I nodded my head, but I was thinking Of course it works for you. You chose to have your kids. I didn’t choose for my mom to be in this condition.
You come home to the same kids you’ve always known. I come home to a stranger.
You don’t come home to someone who is dying.
It’s not the same.
Grief and depression
One day the home health nurse recommended we switch Mom to hospice. I didn’t want to hear it.
No one wants to hear the word hospice. It means death. As difficult as my life was, I wasn’t ready for death. I wasn’t ready to grieve.
I didn’t realize that I was already grieving. The mother I knew died the day she had her stroke.
I was deep in grief. I was deep in depression. And no one understood.
After a few weeks, I relented and allowed hospice to come in. It was the best decision I made during that time.
The caregiver lives in a dichotomy. I wanted to care for mom at home. Even now, knowing how hard it was, I would do it again. And yet, somewhere in the back of my mind was a desire to be free. I wanted it all to end.
So when death came, I felt relief.

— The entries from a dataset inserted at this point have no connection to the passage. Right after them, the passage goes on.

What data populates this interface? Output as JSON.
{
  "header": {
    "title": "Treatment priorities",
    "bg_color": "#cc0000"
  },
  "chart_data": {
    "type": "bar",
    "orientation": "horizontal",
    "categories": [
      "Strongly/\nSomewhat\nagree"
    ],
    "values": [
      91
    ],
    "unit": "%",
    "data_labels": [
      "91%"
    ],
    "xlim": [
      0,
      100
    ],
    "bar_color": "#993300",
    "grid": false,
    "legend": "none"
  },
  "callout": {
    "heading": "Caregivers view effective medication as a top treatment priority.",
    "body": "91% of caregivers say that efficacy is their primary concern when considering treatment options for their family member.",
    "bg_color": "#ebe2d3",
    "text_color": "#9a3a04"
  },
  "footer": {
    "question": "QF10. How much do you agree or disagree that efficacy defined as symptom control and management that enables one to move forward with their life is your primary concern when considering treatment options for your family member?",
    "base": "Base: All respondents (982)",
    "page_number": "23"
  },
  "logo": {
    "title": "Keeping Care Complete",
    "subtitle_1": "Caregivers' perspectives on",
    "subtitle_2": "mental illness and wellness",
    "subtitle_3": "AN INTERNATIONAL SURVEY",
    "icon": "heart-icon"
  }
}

Finally I had a reason for the grief I’d been feeling all those months.
I didn’t realize that when I returned home after the funeral, the stress would remain.
I was still deep in grief.
I was still in deep depression.
Every day when I walked in the door, the house was empty.
The hospice people no longer came, and family no longer showed up four times a day to help.
Day at a time
The eleven months of home care for my mother were emotionally devastating. But through it all — through my despair, frustration, and insistence that I couldn’t do this — God’s grace was with me. I got through each day, one day at a time.
Doing this and learning to rely on God’s strength, rather than my own, is a process that continues.
I am learning to cast my burdens on the Lord.
Scripture quotations are taken from the New King James Version.